Jules Verne

Ce banc est un produit des alluvions marines, un amas considérable de ces détritus organiques, amenés soit de l'Équateur par le courant du Gulf-Stream, soit du pôle boréal, par ce contre-courant d'eau froide qui longe la côte américaine. Là aussi s'amoncellent les blocs erratiques charriés par la débâcle des glaces. Là s'est formé un vaste ossuaire de poissons de mollusques ou de zoophytes qui y périssent par milliards.

La profondeur de la mer n'est pas considérable au banc de Terre-Neuve. Quelques centaines de brasses au plus. Mais vers le sud se creuse subitement une dépression profonde, un trou de trois mille mètres. Là s'élargit le Gulf-Stream. C'est un épanouissement de ses eaux. Il perd de sa vitesse et de sa température, mais il devient une mer.

Parmi les poissons que le _Nautilus_ effaroucha à son passage, je citerai le cycloptère d'un mètre, à dos noirâtre, à ventre orange, qui donne à ses congénères un exemple peu suivi de fidélité conjugale, un unernack de grande taille, sorte de murène émeraude, d'un goût excellent, des karraks à gros yeux, dont la tête a quelque ressemblance avec celle du chien, des blennies, ovovivipares comme les serpents, des gobies-boulerots ou goujons noirs de deux décimètres, des macroures à longue queue, brillant d'un éclat argenté, poissons rapides, aventurés loin des mers hyperboréennes.

Les filets ramassèrent aussi un poisson hardi, audacieux, vigoureux, bien musclé, armé de piquants à la tête et d'aiguillons aux nageoires, véritable scorpion de deux à trois mètres, ennemi acharné des blennies, des gades et des saumons, c'était le cotte des mers septentrionales. au corps tuberculeux, brun de couleur, rouge aux nageoires. Les pêcheurs du _Nautilus_ eurent quelque peine à s'emparer de cet animal, qui, grâce à la conformation de ses opercules, préserve ses organes respiratoires du contact desséchant de l'atmosphère et peut vivre quelque temps hors de l'eau.
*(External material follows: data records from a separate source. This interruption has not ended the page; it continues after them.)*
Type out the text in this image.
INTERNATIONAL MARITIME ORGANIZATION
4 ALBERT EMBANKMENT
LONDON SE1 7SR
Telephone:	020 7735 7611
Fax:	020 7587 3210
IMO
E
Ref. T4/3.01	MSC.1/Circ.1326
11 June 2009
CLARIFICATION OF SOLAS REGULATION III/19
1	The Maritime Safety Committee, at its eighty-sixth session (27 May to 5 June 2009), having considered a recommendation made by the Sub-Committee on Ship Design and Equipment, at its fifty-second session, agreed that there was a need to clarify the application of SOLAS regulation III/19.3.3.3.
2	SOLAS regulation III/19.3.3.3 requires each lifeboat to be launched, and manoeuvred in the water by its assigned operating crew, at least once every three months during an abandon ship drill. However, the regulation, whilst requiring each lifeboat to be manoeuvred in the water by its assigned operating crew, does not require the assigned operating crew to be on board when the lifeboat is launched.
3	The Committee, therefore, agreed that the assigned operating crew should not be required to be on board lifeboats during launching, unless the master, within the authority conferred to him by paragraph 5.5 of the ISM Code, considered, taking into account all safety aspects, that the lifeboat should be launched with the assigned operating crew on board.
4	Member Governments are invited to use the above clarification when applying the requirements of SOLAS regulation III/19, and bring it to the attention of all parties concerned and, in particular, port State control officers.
Je cite maintenant -- pour mémoire -- des bosquiens, petits poissons qui accompagnent longtemps les navires dans les mers boréales, des ables-oxyrhinques, spéciaux à l'Atlantique septentrional, des rascasses, et j'arrive aux gades, principalement à l'espèce morue, que je surpris dans ses eaux de prédilection, sur cet inépuisable banc de Terre-Neuve.

On peut dire que ces morues sont des poissons de montagnes, car Terre-Neuve n'est qu'une montagne sous-marine. Lorsque le _Nautilus_ s'ouvrit un chemin à travers leurs phalanges pressées, Conseil ne put retenir cette observation :

« Ça ! des morues ! dit-il ; mais je croyais que les morues étaient plates comme des limandes ou des soles ?

-- Naïf ! m'écriai-je. Les morues ne sont plates que chez l'épicier, où on les montre ouvertes et étalées. Mais dans l'eau, ce sont des poissons fusiformes comme les mulets, et parfaitement conformés pour la marche.

-- Je veux croire monsieur, répondit Conseil. Quelle nuée, quelle fourmilière !

-- Eh ! mon ami, il y en aurait bien davantage, sans leurs ennemis, les rascasses et les hommes ! Sais-tu combien on a compté d'oeufs dans une seule femelle ?

-- Faisons bien les choses, répondit Conseil. Cinq cent mille.

-- Onze millions, mon ami.

-- Onze millions. Voila ce que je n'admettrai jamais, à moins de les compter moi-même.

-- Compte-les, Conseil. Mais tu auras plus vite fait de me croire. D'ailleurs, c'est par milliers que les Français, les Anglais, les Américains, les Danois, les Norvégiens. pêchent les morues. On les consomme en quantités prodigieuses, et sans l'étonnante fécondité de ces poissons, les mers en seraient bientôt dépeuplées. Ainsi en Angleterre et en Amérique seulement, cinq mille navires montés par soixante-quinze mille marins, sont employés à la pêche de la morue. Chaque navire en rapporte quarante mille en moyenne, ce qui fait vingt-cinq millions. Sur les côtes de la Norvège, même résultat.

-- Bien, répondit Conseil, je m'en rapporte à monsieur. Je ne les compterai pas.

-- Quoi donc ?

-- Les onze millions d'oeufs. Mais je ferai une remarque.